Friday, March 13, 2015

OPPORTUNITIES LIKE THIS

Dear Spike,

This afternoon I watched a mother crouch next to her toddler daughter on the side a fetid city street. She lifted noodles from a small plastic bowl and pushed them into the little girl’s mouth. The girl — she was three years old, perhaps — was closing her eyes after each bite in a way that made me think she was savoring her meal. She and her mother were both smiling and laughing with one another.

Today I am in Phnom Penh, the capital of Cambodia. This kingdom has an economy that is growing quickly, but many people are being left behind. There is a lot of poverty here and a lot of desperation.
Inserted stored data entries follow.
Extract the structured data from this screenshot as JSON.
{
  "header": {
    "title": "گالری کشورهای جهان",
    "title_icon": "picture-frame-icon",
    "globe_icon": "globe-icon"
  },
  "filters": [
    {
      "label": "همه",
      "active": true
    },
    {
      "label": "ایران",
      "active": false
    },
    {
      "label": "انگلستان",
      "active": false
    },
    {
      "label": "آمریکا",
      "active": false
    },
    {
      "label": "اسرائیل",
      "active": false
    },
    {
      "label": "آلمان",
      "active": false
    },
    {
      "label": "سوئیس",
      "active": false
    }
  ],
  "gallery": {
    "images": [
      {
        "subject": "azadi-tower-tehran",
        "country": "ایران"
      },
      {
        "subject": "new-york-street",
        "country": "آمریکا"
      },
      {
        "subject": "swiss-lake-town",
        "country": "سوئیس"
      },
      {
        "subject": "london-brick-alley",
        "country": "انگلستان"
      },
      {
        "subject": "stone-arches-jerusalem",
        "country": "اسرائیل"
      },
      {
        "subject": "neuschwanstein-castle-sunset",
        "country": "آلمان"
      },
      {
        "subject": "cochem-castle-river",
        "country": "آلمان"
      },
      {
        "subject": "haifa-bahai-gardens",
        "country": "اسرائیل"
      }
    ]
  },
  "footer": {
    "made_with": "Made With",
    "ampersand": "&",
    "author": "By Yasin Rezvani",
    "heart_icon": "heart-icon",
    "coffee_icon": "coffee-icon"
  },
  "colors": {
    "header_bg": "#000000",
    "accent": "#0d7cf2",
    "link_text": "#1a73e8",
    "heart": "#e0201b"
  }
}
I am so fortunate to get to have these sorts of experiences. When I do, I am reminded that people in places like this are absolutely no different than you and me. They do not deserve their poverty any more than we deserve our wealth.

We are so fortunate.

We belong to a small number of people ever to have lived on this planet who do not have much cause to worry for their day-to-day safety, or about access to food, or about access to clean water, or about shelter, or about education.

That is not so say that we don’t have real problems. It is not to say we cannot have and air grievances. It is not so say we cannot feel slighted or that we shouldn’t demand change.

But it’s helpful, I think, to have opportunities like this — to put all of those problems into perspective.

Certainly, we can be proud of what our parents, grandparents and great-grandparents did to make this possible for us. But it behooves us to never forget that all of this happened largely independent of anything we have done in our own lives. And it is important to consider, as well, that there is little privilege in this world that wasn’t built on the exploitation of someone else’s parents, grandparents or great-grandparents.

Does that make us obligated in some way to help others who are not so fortunate? I think so, and I think you will come to think so, too.

How? That is a much harder and much more complicated question.